This comment has been removed by the author.
Tom Quigley said...

I did about half a dozen bits as an extra ("Background" as the Guy who Knows One or Two Film Terms might put it) and I think I ran into everyone of those types that Noah mentioned (some people may have even put me into one or more of those categories, depending on my behavior at a particular "location shoot" -- darn! there I go again! -- especially after I received that restraining order obtained by the girl who's hair I kept sniffing in HIGH INCIDENT -- or was it the one I was giving a back rub to while she was sleeping?)...

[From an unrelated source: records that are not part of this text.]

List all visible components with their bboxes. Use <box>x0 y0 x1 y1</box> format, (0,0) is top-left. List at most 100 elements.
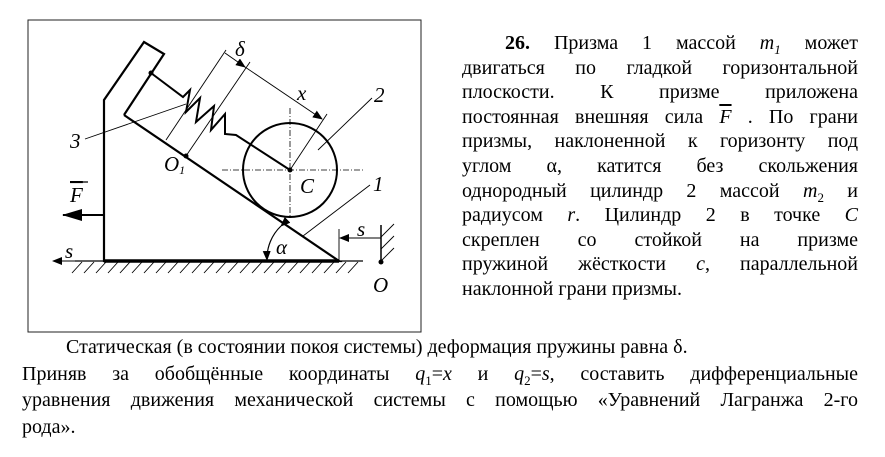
text-segment: r <box>567 204 576 227</box>
text-segment: углом α, катится без скольжения <box>462 154 858 177</box>
text-line: скреплен со стойкой на призме <box>462 228 858 253</box>
text-segment: = <box>530 362 542 385</box>
text-segment: 26. <box>505 32 530 54</box>
mechanism-diagram: δ x 2 3 1 O1 C F α s s O <box>27 19 422 333</box>
figure-frame <box>27 19 422 333</box>
text-line: призмы, наклоненной к горизонту под <box>462 129 858 154</box>
text-line: радиусом r. Цилиндр 2 в точке C <box>462 203 858 228</box>
text-line: Статическая (в состоянии покоя системы) … <box>22 334 858 361</box>
hatch-line <box>191 261 203 274</box>
text-segment: = <box>431 362 443 385</box>
label-alpha: α <box>276 235 288 259</box>
leader-3 <box>84 103 187 140</box>
text-segment: и <box>451 362 515 385</box>
text-segment: . Цилиндр 2 в точке <box>575 204 845 227</box>
hatch-line <box>143 261 155 274</box>
hatch-line <box>95 261 107 274</box>
hatch-line <box>107 261 119 274</box>
hatch-line <box>275 261 287 274</box>
text-line: Приняв за обобщённые координаты q1=x и q… <box>22 361 858 388</box>
text-segment: 2 <box>817 189 824 205</box>
label-delta: δ <box>235 37 246 61</box>
origin-dot <box>378 259 384 265</box>
hatch-line <box>323 261 335 274</box>
text-line: 26. Призма 1 массой m1 может <box>462 31 858 56</box>
text-line: рода». <box>22 414 858 441</box>
text-segment: скреплен со стойкой на призме <box>462 228 858 251</box>
extension-line <box>185 61 251 157</box>
text-segment: , параллельной <box>704 253 858 276</box>
x-dimension <box>244 66 323 120</box>
label-o1: O1 <box>164 152 185 177</box>
spring <box>150 72 291 171</box>
hatch-line <box>167 261 179 274</box>
text-segment: s <box>541 362 550 385</box>
text-segment: постоянная внешняя сила <box>462 105 720 128</box>
text-segment: 2 <box>524 372 531 388</box>
label-s-right: s <box>357 217 365 241</box>
text-line: однородный цилиндр 2 массой m2 и <box>462 179 858 204</box>
hatch-line <box>227 261 239 274</box>
hatch-line <box>83 261 95 274</box>
text-segment: x <box>442 362 452 385</box>
leader-2 <box>317 97 373 151</box>
extension-line <box>289 113 328 171</box>
text-segment: Приняв за обобщённые координаты <box>22 362 416 385</box>
text-line: наклонной грани призмы. <box>462 277 858 302</box>
text-segment: пружиной жёсткости <box>462 253 697 276</box>
alpha-arc <box>262 216 291 261</box>
hatch-line <box>71 261 83 274</box>
text-segment: Статическая (в состоянии покоя системы) … <box>66 336 688 358</box>
label-x: x <box>296 81 307 105</box>
text-segment: Призма 1 массой <box>530 32 760 54</box>
problem-task: Статическая (в состоянии покоя системы) … <box>22 334 858 440</box>
text-segment: наклонной грани призмы. <box>462 277 682 300</box>
text-segment: m <box>802 179 818 202</box>
hatch-line <box>311 261 323 274</box>
hatch-line <box>251 261 263 274</box>
text-line: плоскости. К призме приложена <box>462 80 858 105</box>
text-line: пружиной жёсткости c, параллельной <box>462 252 858 277</box>
text-segment: , составить дифференциальные <box>549 362 858 385</box>
spring-anchor-dot <box>148 70 154 76</box>
text-segment: q <box>415 362 426 385</box>
problem-statement: 26. Призма 1 массой m1 может двигаться по… <box>462 31 858 302</box>
text-line: углом α, катится без скольжения <box>462 154 858 179</box>
text-segment: может <box>780 32 858 54</box>
text-segment: плоскости. К призме приложена <box>462 81 858 104</box>
text-segment: и <box>823 179 858 202</box>
label-force: F <box>69 183 83 207</box>
label-s-left: s <box>65 239 73 263</box>
hatch-line <box>203 261 215 274</box>
text-line: двигаться по гладкой горизонтальной <box>462 56 858 81</box>
hatch-line <box>155 261 167 274</box>
text-segment: однородный цилиндр 2 массой <box>462 179 803 202</box>
hatch-line <box>287 261 299 274</box>
text-segment: радиусом <box>462 204 568 227</box>
label-origin: O <box>373 273 388 297</box>
leader-1 <box>302 184 371 237</box>
label-cylinder-2: 2 <box>374 83 385 107</box>
label-c: C <box>300 174 315 198</box>
text-line: уравнения движения механической системы … <box>22 387 858 414</box>
hatch-line <box>215 261 227 274</box>
hatch-line <box>119 261 131 274</box>
text-segment: . По грани <box>731 105 858 128</box>
text-segment: 1 <box>425 372 432 388</box>
text-segment: призмы, наклоненной к горизонту под <box>462 130 858 153</box>
hatch-line <box>335 261 347 274</box>
prism <box>102 40 343 263</box>
text-segment: q <box>514 362 525 385</box>
label-prism-1: 1 <box>373 172 384 196</box>
hatch-line <box>263 261 275 274</box>
label-stand-3: 3 <box>69 129 81 153</box>
hatch-line <box>131 261 143 274</box>
delta-dimension <box>224 52 246 68</box>
hatch-line <box>179 261 191 274</box>
extension-line <box>165 49 227 141</box>
hatch-line <box>239 261 251 274</box>
hatch-line <box>299 261 311 274</box>
text-segment: F <box>719 105 732 128</box>
text-segment: c <box>696 253 705 276</box>
ground-hatching <box>71 261 359 274</box>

Anyways -- Noah, you nailed it!

Actually, my first extra part was being cast as a one of the townsfolk of Plymouth, MA who was dressed up as pilgrim for a Thanksgiving episode of THE SINGLE GUY (I think I got the costume they gave Ron Howard to wear in the HAPPY DAYS Thanksgiving episode from back in the '70s. It looked that old and beat up.) For informational purposes, I have to wear glasses because I'm blind as a bat without them, and my eyes are too sensitive for contacts. Unfortunately, this day I was prevented from wearing them by the 2nd AD who decreed that there would be no eyewear worn by anyone dressed in pilgrim's outfits, and so I inevitably started tripping over cables, tree roots and cracks in the sidewalk, and stumbling into and over other extras, in pilgrim shoes that were two sizes too big no less, (since to go along with my minimal vision, I also have minimally-sized feet) which I had to stuff with toilet paper in the toes so they wouldn't keep slipping off while I was walking. At one point it got so bad that I wasn't even looking in the right direction for one shot (How the hell was I supposed to know? I couldn't see a damn thing!) and the director yelled "Cut!" and came over himself and physically positioned me where he wanted me to be. (He evidently didn't feel that it added any value to the shot to have me staring blankly off toward the vicinity of Burbank, or Pasadena, or somewhere in those environs.). And finally, as if to put a perfect cap on the end of the day, when I had to turn in my outfit to Wardrobe, I got the silent treatment from virtually everyone on the production (except for Ernest Borgnine, God Bless him!)... Undaunted and encouraged by the experience, however, I went home thinking "Boy! Wait'll I tell the folks back east 'Guess who I was in a scene with? -- Ming Na! -- I even got to sniff her hair!'" -- Naturally the response from my family back in Rochester was "Ming who?"

Noah said...

Glad people liked my comment. I can't claim it just poured out of me as soon as Ken posted. I actually wrote it about a year ago. Loking at it now, I think I was kinda trying to write like Ken Levine.

Anonymous said...

I know I'm sounding like a broken record, but this is exactly the kind of scene you would have told us in "The Sitcon Room," not to write. Too difficult, too expensive, too hard to pull off. Would you still give yourself the same advice?

Joey H said...


Off topic...any stories about Bill Dial, the WKRP writer (and former radio guy)? Dial died last week. He wrote the famous "Turkey's Away" episode.

Anonymous said...

I remember working as an extra when "Lucky Numbers" was shooting in Harrisburg, PA. We played newsroom people who ran out of the building when Lisa Kudrow's character crashed her car to create a distraction so John Travolta's character could swap lottery balls (insert your own joke here). One of the women ran to the car ahead of all of us and began asking Kudrow's character if she was all right in a loud voice. She did it every take. After awhile, the production people took her aside and made her sign a day player's contract, because she had taken it upon herself to speak. When the film came out, she was cut from every scene.

Dr. Leo Marvin said...

"Like I said, I know there are not going to be any harps where I’m going."

You haven't heard some of the harp playing I have.

Anonymous said...

The highest-profile thing I did as an extra was GLORY, the Civil War epic. Every working male actor in greater Boston (along with some Civil War re-enactors, since they had their own costumes) were packed onto a bus and driven to a farm in Ipswich. It was the aftermath of the biggest battle of the war. We were distributed onto the field as dead bodies.

When the director said "Cue the background" we laid there and did everything we could NOT to move.